GARRETT: Well, you can answer that.
But let me just say one thing. The Australian—again, there’s a lot of parsing, trying to figure out what happened in Australia and there’s a lot of debate among Australians about what happened in Australia. But one suggestion they have made is that they think that the vaccine didn’t have staying power. And there are a lot of people who got vaccinated very early in the epidemic, got infected late in the epidemic. So they’re actually suggesting you get twice vaccinated.
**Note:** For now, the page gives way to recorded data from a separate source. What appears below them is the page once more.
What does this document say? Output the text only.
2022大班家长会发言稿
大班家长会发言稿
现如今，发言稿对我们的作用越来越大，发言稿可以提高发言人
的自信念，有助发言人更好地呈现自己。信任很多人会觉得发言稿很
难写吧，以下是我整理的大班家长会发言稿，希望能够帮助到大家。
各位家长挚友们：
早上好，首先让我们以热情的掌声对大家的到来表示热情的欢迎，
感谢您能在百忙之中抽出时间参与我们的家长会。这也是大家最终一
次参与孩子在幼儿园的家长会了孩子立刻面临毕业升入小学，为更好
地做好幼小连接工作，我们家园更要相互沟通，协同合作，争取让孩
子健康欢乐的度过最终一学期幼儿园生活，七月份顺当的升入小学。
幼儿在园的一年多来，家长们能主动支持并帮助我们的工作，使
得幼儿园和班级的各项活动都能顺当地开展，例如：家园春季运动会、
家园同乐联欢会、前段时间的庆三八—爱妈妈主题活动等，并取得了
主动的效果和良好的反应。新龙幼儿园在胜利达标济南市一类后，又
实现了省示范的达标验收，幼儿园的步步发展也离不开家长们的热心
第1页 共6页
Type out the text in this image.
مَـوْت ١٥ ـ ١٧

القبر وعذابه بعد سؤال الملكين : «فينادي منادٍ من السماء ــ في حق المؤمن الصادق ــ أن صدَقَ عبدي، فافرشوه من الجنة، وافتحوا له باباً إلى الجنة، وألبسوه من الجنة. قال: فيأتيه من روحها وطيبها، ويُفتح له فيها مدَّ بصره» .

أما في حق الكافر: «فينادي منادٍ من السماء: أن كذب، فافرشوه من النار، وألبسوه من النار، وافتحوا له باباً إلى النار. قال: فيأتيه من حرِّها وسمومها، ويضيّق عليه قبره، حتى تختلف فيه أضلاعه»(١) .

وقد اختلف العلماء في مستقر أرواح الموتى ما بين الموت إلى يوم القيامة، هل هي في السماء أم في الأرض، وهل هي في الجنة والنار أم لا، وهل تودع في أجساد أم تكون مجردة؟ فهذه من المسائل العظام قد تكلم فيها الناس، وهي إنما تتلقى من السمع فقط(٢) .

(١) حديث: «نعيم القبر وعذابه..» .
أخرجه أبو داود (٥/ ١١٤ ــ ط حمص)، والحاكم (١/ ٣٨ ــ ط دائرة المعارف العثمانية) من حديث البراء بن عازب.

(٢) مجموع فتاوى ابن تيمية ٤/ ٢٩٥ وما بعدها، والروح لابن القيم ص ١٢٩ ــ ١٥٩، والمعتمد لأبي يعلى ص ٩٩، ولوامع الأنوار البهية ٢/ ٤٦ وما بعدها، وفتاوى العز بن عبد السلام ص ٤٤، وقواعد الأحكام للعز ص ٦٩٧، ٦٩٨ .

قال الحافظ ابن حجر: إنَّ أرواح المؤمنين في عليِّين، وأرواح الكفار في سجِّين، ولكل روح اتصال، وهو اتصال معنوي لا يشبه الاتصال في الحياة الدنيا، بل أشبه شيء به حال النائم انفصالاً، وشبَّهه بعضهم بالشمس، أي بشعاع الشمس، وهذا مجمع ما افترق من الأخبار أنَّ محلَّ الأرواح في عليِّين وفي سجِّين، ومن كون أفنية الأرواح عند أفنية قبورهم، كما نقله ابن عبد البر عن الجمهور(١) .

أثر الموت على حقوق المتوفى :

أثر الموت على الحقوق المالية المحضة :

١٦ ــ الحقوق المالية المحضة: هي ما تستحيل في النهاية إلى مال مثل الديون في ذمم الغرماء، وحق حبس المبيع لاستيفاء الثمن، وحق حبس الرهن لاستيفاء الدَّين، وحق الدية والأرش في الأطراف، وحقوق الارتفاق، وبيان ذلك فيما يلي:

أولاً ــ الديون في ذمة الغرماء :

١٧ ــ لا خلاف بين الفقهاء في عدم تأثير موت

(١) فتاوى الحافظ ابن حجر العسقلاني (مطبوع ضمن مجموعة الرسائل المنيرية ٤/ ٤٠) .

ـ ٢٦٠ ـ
SCHUCHAT: Yeah, there wasn’t time to change the formulation of vaccine for the Northern Hemisphere, but there has been a recommendation to change the composition of the vaccine for the Southern Hemisphere. So it’s just, you know, twice a year, the world powers, including us, decide what strains should go into the influenza vaccine. And because we have to count on it taking about six months, that decision is made, you know—we’ve moved it back from late February to early March to try to catch the late-season strain. But essentially, in early March the strains are selected that will be used in the summer/fall vaccination that hopefully many of you have already gotten.
FINK: I’d really like to thank our panelists for taking the time to inform us—(applause)—Anne Schuchat, Laurie Garrett, and John Barry.
And a cocktail reception will be following this meeting, and we hope you will join us. Thank you all for joining us tonight.